Taking place at the intersection of media studies, global China studies, and critical infrastructure studies, this talk uses experiences from China, Germany, the UK, and the US to understand and consider how the social media service, Xiaohongshu, functions as a form of transnational connective infrastructure which supports the global mobility of Chinese capital while operating across digital territories.
As the literature on infrastructure studies highlights, infrastructure becomes particularly visible during infrastructural breakdowns, and as Chinese citizens become disconnected from China’s digital infrastructure Xiaohongshu becomes an essential tool for navigating and understanding the world.
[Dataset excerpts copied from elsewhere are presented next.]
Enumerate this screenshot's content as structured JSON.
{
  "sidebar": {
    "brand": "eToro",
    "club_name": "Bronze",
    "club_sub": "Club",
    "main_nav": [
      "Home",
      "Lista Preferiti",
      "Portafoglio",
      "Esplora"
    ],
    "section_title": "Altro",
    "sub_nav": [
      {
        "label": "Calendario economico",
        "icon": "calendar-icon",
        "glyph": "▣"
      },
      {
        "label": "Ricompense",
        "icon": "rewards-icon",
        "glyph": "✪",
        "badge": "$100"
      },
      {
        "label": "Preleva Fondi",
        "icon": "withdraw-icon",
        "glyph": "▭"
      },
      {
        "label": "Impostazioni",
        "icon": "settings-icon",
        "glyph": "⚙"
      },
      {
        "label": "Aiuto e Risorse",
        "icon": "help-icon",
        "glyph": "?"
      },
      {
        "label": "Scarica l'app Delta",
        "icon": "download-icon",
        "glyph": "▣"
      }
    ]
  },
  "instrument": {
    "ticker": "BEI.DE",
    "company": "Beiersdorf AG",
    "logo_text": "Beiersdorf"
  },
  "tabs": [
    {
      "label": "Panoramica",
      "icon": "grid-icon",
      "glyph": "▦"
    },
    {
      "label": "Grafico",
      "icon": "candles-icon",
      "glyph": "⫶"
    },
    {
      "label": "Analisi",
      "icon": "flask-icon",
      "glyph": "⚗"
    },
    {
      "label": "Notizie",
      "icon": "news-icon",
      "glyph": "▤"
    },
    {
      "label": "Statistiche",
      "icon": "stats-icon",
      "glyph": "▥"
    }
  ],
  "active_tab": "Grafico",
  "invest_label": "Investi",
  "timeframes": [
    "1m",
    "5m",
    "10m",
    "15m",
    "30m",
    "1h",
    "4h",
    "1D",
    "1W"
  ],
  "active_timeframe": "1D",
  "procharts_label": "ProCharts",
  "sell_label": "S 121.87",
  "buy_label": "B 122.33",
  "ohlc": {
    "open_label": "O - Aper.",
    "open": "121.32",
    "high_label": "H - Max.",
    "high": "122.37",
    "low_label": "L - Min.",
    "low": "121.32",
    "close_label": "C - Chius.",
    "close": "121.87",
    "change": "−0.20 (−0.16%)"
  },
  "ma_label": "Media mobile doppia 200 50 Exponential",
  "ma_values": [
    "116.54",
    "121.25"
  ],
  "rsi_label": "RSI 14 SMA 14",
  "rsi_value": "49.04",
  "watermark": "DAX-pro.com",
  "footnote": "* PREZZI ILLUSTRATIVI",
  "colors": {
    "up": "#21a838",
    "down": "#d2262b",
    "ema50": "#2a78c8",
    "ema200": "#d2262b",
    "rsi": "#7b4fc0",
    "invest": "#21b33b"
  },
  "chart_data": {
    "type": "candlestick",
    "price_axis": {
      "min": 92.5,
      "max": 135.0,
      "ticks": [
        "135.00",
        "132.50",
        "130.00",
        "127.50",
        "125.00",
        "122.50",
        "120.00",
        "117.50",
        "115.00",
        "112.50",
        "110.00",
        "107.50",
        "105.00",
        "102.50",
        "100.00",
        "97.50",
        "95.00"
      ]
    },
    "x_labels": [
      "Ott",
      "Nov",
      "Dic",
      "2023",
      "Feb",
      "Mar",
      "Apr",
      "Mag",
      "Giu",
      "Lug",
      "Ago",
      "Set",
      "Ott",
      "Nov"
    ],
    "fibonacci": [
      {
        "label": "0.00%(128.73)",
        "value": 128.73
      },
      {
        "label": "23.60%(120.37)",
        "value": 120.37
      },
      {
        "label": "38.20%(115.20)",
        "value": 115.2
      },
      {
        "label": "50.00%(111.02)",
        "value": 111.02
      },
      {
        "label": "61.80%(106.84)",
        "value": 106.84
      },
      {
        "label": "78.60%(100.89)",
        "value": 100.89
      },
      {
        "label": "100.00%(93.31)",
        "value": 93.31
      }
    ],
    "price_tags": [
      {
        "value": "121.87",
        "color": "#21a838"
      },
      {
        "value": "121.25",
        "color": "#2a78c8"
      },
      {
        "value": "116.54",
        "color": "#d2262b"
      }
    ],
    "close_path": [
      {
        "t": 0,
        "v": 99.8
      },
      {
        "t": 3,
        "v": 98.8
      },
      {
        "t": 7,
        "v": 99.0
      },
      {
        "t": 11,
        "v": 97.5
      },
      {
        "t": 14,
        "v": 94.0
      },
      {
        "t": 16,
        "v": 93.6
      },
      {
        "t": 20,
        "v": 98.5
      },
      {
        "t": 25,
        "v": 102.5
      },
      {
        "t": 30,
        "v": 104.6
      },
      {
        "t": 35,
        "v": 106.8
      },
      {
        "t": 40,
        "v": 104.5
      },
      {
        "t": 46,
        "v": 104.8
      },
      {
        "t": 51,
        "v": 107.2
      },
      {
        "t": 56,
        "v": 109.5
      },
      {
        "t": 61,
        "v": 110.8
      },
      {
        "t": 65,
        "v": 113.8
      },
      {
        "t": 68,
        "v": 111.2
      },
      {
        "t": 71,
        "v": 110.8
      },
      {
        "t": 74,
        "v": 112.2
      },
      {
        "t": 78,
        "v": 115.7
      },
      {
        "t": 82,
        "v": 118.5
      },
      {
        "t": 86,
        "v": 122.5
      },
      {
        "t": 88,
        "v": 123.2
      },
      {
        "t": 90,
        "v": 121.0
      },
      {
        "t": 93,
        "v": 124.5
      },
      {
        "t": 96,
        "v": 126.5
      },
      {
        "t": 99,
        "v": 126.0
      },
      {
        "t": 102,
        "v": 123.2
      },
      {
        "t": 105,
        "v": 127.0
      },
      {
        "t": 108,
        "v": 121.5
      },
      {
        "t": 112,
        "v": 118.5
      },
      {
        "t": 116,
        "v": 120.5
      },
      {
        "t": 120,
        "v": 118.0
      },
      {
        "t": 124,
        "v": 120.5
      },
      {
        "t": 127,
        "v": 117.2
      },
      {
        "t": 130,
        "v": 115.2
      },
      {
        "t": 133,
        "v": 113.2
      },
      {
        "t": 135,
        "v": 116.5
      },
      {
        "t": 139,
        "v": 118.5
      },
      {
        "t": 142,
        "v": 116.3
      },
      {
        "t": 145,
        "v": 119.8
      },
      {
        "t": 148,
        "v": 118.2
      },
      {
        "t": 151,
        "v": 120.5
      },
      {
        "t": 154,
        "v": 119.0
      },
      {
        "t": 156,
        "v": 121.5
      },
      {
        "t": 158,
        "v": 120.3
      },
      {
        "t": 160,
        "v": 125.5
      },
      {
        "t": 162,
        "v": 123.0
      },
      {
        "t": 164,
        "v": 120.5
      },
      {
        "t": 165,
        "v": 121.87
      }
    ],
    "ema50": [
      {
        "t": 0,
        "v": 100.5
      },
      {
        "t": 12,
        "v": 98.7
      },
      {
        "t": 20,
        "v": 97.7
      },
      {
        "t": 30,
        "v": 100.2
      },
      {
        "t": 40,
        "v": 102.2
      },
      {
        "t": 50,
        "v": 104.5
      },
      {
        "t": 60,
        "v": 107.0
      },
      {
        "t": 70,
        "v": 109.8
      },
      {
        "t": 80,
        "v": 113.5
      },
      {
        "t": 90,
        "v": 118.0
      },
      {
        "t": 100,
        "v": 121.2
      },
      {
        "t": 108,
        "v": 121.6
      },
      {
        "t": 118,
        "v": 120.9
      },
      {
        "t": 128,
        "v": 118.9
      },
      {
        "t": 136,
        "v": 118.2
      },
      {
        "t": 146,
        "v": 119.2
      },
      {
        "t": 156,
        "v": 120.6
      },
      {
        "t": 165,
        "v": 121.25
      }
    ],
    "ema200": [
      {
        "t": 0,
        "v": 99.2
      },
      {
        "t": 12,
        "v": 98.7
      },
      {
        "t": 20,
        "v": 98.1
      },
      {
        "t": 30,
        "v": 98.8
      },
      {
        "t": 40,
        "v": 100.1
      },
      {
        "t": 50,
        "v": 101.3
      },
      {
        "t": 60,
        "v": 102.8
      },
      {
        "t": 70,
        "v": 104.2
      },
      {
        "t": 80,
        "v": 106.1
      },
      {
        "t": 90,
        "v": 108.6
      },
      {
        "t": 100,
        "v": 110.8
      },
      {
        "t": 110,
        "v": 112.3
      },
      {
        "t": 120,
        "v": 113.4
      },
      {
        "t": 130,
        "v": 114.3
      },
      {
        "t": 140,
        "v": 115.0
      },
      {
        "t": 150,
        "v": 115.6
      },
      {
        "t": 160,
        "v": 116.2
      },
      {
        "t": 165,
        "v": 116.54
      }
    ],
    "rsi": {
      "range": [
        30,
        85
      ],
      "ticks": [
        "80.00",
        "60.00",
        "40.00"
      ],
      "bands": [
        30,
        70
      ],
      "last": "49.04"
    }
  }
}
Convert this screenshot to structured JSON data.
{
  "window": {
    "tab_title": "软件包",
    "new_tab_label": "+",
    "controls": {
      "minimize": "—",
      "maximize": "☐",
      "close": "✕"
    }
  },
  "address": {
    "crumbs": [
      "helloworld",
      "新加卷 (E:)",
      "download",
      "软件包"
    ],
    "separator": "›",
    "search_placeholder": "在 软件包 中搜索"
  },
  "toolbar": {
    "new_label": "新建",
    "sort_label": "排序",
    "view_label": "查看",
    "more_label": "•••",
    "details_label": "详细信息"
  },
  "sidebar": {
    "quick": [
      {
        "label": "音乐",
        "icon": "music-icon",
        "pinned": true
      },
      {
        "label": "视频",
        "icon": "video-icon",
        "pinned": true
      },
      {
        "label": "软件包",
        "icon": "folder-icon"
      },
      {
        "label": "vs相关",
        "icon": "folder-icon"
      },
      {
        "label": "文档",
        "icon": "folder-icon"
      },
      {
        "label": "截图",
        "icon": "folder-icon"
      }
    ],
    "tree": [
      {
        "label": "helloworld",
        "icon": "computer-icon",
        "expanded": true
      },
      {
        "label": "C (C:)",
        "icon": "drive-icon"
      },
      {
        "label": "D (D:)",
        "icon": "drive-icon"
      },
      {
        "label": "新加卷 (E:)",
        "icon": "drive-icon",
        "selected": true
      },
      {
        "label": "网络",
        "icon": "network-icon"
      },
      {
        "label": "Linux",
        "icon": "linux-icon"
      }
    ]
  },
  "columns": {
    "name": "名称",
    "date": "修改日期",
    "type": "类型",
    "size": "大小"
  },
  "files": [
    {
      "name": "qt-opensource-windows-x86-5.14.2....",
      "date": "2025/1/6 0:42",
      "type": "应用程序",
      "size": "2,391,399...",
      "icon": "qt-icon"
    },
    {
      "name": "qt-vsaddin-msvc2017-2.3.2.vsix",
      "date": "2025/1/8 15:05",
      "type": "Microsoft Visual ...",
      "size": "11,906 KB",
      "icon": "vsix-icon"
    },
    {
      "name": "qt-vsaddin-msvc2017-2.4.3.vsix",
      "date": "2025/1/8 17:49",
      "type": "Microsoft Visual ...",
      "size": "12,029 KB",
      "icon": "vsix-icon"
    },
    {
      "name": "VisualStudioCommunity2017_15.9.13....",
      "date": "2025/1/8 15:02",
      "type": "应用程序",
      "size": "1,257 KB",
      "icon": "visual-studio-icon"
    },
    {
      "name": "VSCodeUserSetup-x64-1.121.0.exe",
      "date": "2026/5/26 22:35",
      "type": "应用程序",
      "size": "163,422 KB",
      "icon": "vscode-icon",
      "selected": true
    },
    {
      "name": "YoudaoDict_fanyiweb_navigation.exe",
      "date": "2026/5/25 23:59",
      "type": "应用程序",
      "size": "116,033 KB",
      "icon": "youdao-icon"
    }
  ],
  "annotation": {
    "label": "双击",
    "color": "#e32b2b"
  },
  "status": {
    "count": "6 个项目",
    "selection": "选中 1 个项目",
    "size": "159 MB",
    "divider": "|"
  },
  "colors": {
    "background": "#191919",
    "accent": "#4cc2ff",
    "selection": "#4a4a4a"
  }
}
Xiaohongshu helps Chinese actors operate and connect globally, influences how they experience the world, and enables new connections to be made.
Xiaohongshu’s effects are particularly visible in the cultural industries, where users share, discuss, and support businesses that offer experiences that resonate with Chinese consumers. At the same time, Xiaohongshu helps Chinese capital become active globally, it supports Chinese capital investment, and it helps investors triangulate sites for investment. During this process, Xiaohongshu both supports global mobility and individual attempts to stay global.
This, we argue, also makes Xiaohongshu an infrastructure of displacement, with Xiaohongshu users supporting ventures that displace existing space users through new cultural geographies of Chineseness.
The analysis that this method builds off uses wanghong (internet fame) as a methodological starting point for understanding global China, and the talk elaborates on this methodological starting point.